📝 Postmortem Report - SSO Problem
1. Summary
- Incident ID/Name: SSO-Login-Failure-2025-09-13
- Date & Time: 13 September 2025, 08:00 – 09:30 (Iran time)
- Duration: \~1 hour 30 minutes
- Severity Level: SEV2 (critical user-facing login issue)
- Systems Affected: SSO service, login across applications
- Impact on Users/Business: Users were unable to log in to the application during the incident. Exact user count unknown, but all login attempts via SSO failed for \~90 minutes.
2. Incident Timeline
(Iran time)
- 08:00 – User report received (A’rabi called Ali, reporting login not working in the app).
- 08:05 – On-call acknowledged and verified login failures.
- 08:10 – Initial assumption: no changes were deployed. Suspected external/system issue.
- 08:30 – Continued user impact confirmed, issue escalated.
- 09:00 – Follow-up with Ali Jazayeri revealed one of the SSO servers was down.
- 09:15 – Server restored, login requests began succeeding again.
- 09:30 – Incident confirmed resolved, monitoring green.
3. Root Cause Analysis
- Immediate Cause: One of the SSO servers was malfunctioning.
- Underlying Cause: Lack of redundancy / failover handling in SSO cluster meant a single bad server could block login attempts.
- Why It Wasn’t Prevented/Detected Earlier: No automated health checks or alerting for individual SSO nodes; incident was detected via user reports rather than monitoring.
-
Five Whys:
-
Why couldn’t users log in? → Requests routed to a failed SSO server.
- Why was the server failing? → Server was in a bad state (unresponsive).
- Why wasn’t traffic rerouted? → Load balancer didn’t detect failed node.
- Why didn’t monitoring detect it? → No per-node health check configured.
- Why wasn’t that in place? → Assumed redundancy was enough, no prior testing of node failure scenario.
4. Impact
- User Impact: All login attempts via SSO failed for \~1.5 hours. Number of affected users undetermined, but incident was business-critical.
- Internal Impact: Multiple escalations, delayed work for affected teams. On-call engineers (A’rabi, Ali) were engaged for \~90 minutes.
- Customer Communication: Users reported login issues directly; no official status page or proactive communication was made during the incident.
5. Resolution & Recovery
- What was done to restore service: Problematic SSO server was identified and fixed.

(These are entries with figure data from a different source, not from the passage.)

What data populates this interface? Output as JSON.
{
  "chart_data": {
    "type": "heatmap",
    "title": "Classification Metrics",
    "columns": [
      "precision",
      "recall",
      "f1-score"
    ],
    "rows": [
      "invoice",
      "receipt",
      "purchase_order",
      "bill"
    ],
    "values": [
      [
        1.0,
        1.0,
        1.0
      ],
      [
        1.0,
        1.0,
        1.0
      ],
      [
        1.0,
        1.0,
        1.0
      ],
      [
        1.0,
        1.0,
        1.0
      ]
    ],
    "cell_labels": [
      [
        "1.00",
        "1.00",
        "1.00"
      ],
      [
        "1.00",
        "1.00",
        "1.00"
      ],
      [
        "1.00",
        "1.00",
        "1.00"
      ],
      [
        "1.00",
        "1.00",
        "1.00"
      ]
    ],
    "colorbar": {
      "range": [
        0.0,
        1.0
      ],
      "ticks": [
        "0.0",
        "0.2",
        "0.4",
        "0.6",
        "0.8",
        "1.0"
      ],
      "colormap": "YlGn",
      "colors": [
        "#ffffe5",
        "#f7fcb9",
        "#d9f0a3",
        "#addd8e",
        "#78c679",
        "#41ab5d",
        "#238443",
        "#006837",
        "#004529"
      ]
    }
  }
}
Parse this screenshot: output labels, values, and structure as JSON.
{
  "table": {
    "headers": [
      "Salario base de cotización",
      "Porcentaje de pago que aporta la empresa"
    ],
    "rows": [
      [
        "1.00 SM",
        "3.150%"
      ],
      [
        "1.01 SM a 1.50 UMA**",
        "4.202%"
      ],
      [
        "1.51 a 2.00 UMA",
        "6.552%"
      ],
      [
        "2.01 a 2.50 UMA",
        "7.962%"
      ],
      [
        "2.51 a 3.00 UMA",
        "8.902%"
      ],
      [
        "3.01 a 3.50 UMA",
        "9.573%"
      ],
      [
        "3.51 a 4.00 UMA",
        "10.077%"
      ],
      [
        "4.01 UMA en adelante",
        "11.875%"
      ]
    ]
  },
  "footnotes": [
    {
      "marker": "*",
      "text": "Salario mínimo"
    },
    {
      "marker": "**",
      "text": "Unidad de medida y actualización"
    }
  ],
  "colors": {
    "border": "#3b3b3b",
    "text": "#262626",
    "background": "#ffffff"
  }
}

Traffic resumed successfully.
- Time to Detection (TTD): \~5 minutes (via user call).
- Time to Mitigation (TTM): \~60 minutes (confirmation of server issue).
- Time to Recovery (TTR): \~90 minutes total.
6. What Went Well
- Quick user reporting enabled faster detection.
- Good collaboration between A’rabi and Ali.
- Root cause was identified and fixed without need for rollback or major intervention.
7. What Went Wrong
- Monitoring blind spot: No health check or alerting for SSO server failures.
- Detection depended on manual user reports rather than observability.
- Escalation path was unclear and caused \~1 hour delay before the fix.
- Lack of failover handling in SSO cluster design.
8. Action Items
- [ ] Add per-node health checks for all SSO servers (Owner: SRE Team, Due: Sept 30)
- [ ] Add alerting for failed login spikes (Owner: Monitoring Team, Due: Oct 5)
9. Lessons Learned
- Redundancy is ineffective without proper health checks and automated failover.
- Relying solely on user reports delays detection and increases impact.
- Escalation procedures must be clear to reduce time-to-fix.
- Future: build resilience by designing SSO cluster for fault tolerance.
10. References
- Call logs with Dear.Ali Jazayeri
- Incident notes (A’rabi’s call reports)
- Monitoring dashboard (SSO latency/error rates – gaps identified)